New screening tool identifies 95% of stage 1 pancreatic cancer

March 23, 2022

A novel screening platform has flagged more than 95% of stage 1 pancreatic cancers, according to a news release from UC San Diego Health.

If validated by future studies, the approach offers a new way to detect the third-leading cause of U.S. cancer deaths in 2020.

Scott Lippman, MD, is Director of the UC San Diego Moores Cancer Center and co-senior author of a new Nature Communications Medicine paper about a study showing that high-conductance di-electrophoresis, detected 95% of early pancreatic cancers.

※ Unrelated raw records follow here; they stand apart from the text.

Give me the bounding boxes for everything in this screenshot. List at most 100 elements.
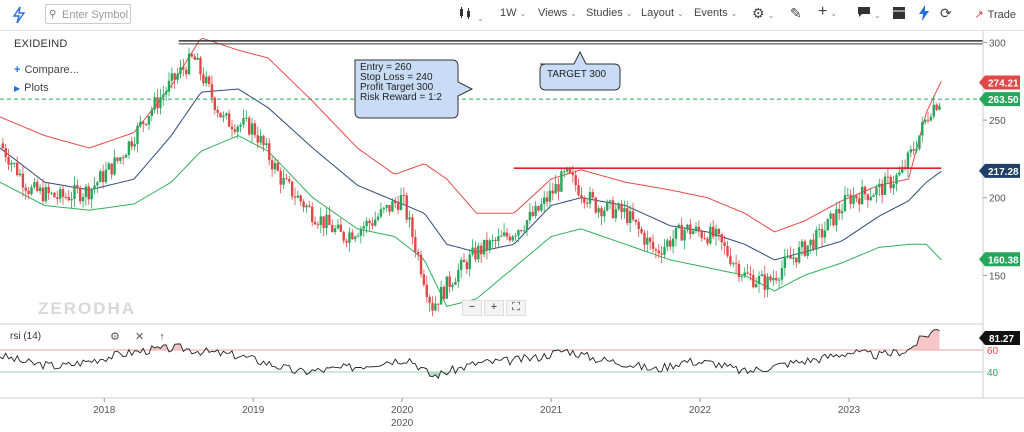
lightning-logo-icon[interactable] bbox=[12, 6, 26, 24]
events-menu[interactable]: Events ⌄ bbox=[694, 7, 737, 19]
comment-button[interactable]: ⌄ bbox=[857, 6, 881, 21]
candle-down bbox=[657, 250, 660, 254]
compare-button[interactable]: + Compare... bbox=[14, 64, 79, 76]
gear-icon[interactable]: ⚙ bbox=[110, 331, 120, 343]
candle-down bbox=[820, 228, 824, 238]
candle-down bbox=[505, 232, 509, 237]
candle-down bbox=[437, 303, 440, 305]
candle-up bbox=[757, 275, 761, 284]
candle-up bbox=[906, 152, 910, 169]
candle-up bbox=[852, 195, 855, 204]
candle-up bbox=[50, 192, 53, 194]
candle-up bbox=[359, 228, 363, 236]
studies-menu[interactable]: Studies ⌄ bbox=[586, 7, 632, 19]
compare-label: Compare... bbox=[24, 64, 79, 76]
trade-button[interactable]: ↗ Trade bbox=[974, 8, 1016, 21]
candle-up bbox=[511, 236, 514, 241]
candle-up bbox=[107, 163, 111, 170]
candle-up bbox=[236, 126, 239, 132]
candle-down bbox=[660, 253, 663, 255]
candle-up bbox=[800, 241, 804, 248]
candle-up bbox=[646, 237, 649, 245]
close-icon[interactable]: ✕ bbox=[134, 331, 145, 343]
candle-up bbox=[740, 276, 744, 278]
candle-up bbox=[305, 205, 308, 208]
candle-down bbox=[27, 190, 30, 194]
candle-up bbox=[780, 268, 784, 280]
candle-down bbox=[4, 148, 7, 158]
candle-up bbox=[826, 218, 829, 231]
candle-up bbox=[883, 176, 887, 195]
search-input[interactable]: ⚲ Enter Symbol bbox=[45, 4, 131, 24]
candle-up bbox=[560, 171, 563, 192]
settings-button[interactable]: ⚙ ⌄ bbox=[752, 5, 774, 22]
zoom-out-button[interactable]: − bbox=[462, 300, 482, 316]
candle-down bbox=[669, 240, 672, 247]
x-tick-label: 2019 bbox=[242, 405, 265, 416]
candle-down bbox=[737, 263, 741, 278]
y-tick-label: 200 bbox=[989, 194, 1006, 205]
candle-down bbox=[156, 97, 159, 109]
entry-note-callout[interactable]: Entry = 260 Stop Loss = 240 Profit Targe… bbox=[354, 59, 474, 119]
price-badge bbox=[979, 163, 1020, 178]
note-line-1: Entry = 260 bbox=[360, 62, 412, 73]
candle-up bbox=[528, 211, 532, 221]
candle-up bbox=[806, 245, 809, 256]
views-label: Views bbox=[538, 7, 568, 19]
candle-down bbox=[207, 76, 211, 85]
chevron-down-icon: ⌄ bbox=[730, 9, 738, 18]
candle-up bbox=[835, 209, 838, 226]
candle-down bbox=[199, 57, 202, 75]
candle-up bbox=[374, 219, 377, 226]
candle-down bbox=[64, 196, 68, 198]
candle-down bbox=[411, 217, 414, 237]
layout-label: Layout bbox=[641, 7, 675, 19]
bollinger-middle-band bbox=[0, 88, 942, 261]
refresh-button[interactable]: ⟳ bbox=[940, 5, 952, 22]
table-button[interactable] bbox=[893, 7, 905, 22]
candle-down bbox=[101, 171, 105, 183]
candle-up bbox=[840, 211, 844, 214]
candle-up bbox=[608, 200, 612, 202]
candle-down bbox=[651, 241, 655, 250]
candle-up bbox=[617, 203, 620, 210]
interval-dropdown[interactable]: 1W ⌄ bbox=[500, 7, 526, 19]
top-toolbar: ⚲ Enter Symbol ⌄ 1W ⌄ Views ⌄ Studies ⌄ Lay… bbox=[0, 0, 1024, 31]
candle-up bbox=[385, 205, 388, 208]
zoom-in-button[interactable]: + bbox=[484, 300, 504, 316]
target-callout[interactable]: TARGET 300 bbox=[539, 50, 621, 91]
candle-down bbox=[866, 194, 870, 201]
candle-down bbox=[121, 157, 125, 159]
draw-button[interactable]: ✎ bbox=[790, 5, 802, 22]
candle-down bbox=[388, 205, 391, 212]
candle-down bbox=[67, 197, 70, 201]
views-menu[interactable]: Views ⌄ bbox=[538, 7, 577, 19]
chevron-down-icon: ⌄ bbox=[570, 9, 577, 18]
candle-up bbox=[938, 105, 941, 110]
price-badge-label: 263.50 bbox=[988, 95, 1019, 106]
candle-down bbox=[339, 224, 343, 232]
candle-up bbox=[666, 240, 669, 247]
triangle-right-icon: ▶ bbox=[14, 84, 21, 93]
fullscreen-button[interactable]: ⛶ bbox=[506, 300, 526, 316]
candle-up bbox=[663, 246, 666, 255]
crosshair-button[interactable]: + ⌄ bbox=[818, 3, 837, 21]
candle-down bbox=[130, 141, 133, 147]
lightning-button[interactable] bbox=[918, 5, 930, 24]
candle-up bbox=[683, 229, 686, 241]
candle-down bbox=[531, 211, 534, 216]
candle-up bbox=[376, 216, 380, 220]
candle-down bbox=[568, 167, 572, 174]
candle-down bbox=[723, 242, 726, 246]
plots-toggle[interactable]: ▶ Plots bbox=[14, 82, 79, 94]
chart-type-dropdown[interactable]: ⌄ bbox=[458, 5, 484, 24]
layout-menu[interactable]: Layout ⌄ bbox=[641, 7, 684, 19]
candle-down bbox=[697, 226, 701, 232]
candle-up bbox=[743, 272, 746, 277]
candle-up bbox=[167, 80, 171, 92]
arrow-up-icon[interactable]: ↑ bbox=[159, 331, 165, 343]
candle-up bbox=[482, 239, 486, 255]
candle-up bbox=[677, 224, 681, 228]
candle-down bbox=[276, 163, 280, 171]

The study of 139 stage 1 and 2 cancer patients and 184 controls is the first clinical test of a platform technology called high-conductance di-electrophoresis, developed at Moores Cancer Center at UC San Diego Health 12 years ago. It detects extracellular vesicles (EVs), which contain tumor proteins that are released into circulation by cancer cells as part of a poorly understood intercellular communication network. Artificial intelligence-enabled protein marker analysis is then used to predict the likelihood of malignancy.

In addition to detecting 99.5% of stage 1 pancreatic cancers, the approach flagged 74.4% of stage 1 ovarian cancer and 73.1% of pathologic stage 1A lethally aggressive serous ovarian adenocarcinomas — all with more than 99 % specificity — illustrating the potential value of this technology for early cancer detection.

“The pancreatic cancer result is particular promising,” said Lippman, principal Investigator of the Stand Up To Cancer–Lustgarten Foundation Pancreatic Cancer Interception Dream Team, and co-senior author of the paper. “These results are five times more accurate in detecting early-stage cancer than current liquid biopsy multi-cancer detection tests.”

Liquid biopsy tests produce promising results for cancer therapy monitoring and disease relapse, Lippman said, “but they can cause real harm to otherwise healthy people when used for early-disease screening due to unacceptably high false-positive rates that lead to diagnostic tests that are not only expensive, but often dangerous.”

Early cancer detection research has yielded tremendous health benefits, Lippman said, resulting in screening methods that detect cancers of the cervix, breast, colon, and rectum when they are highly curable. Currently, however, only 5% of pancreatic cancers are diagnosed in stage 1 and only 10% in time for effective surgery. In 2020, 46,774 Americans died of pancreatic cancer, according to the Centers for Disease Control and Prevention.

“Pancreatic cancer has the lowest five-year relative survival rate of all major cancer killers and is the only one for which both the incidence and death rates are increasing,” said Andrew Lowy, MD, Clinical Director for Cancer Surgery at UC San Diego Health Moores Cancer Center, and Chief of Division of Surgical Oncology at UC San Diego School of Medicine. “Pancreatic cancer is notoriously difficult to detect early, at a stage when surgical resection, the only curative therapy, is possible. At this stage, patients typically have few if any symptoms.”

If study results are validated, Lippman said, “we can greatly reduce the mortality from this disease which will soon become the second-leading cause of cancer mortality in the U.S.”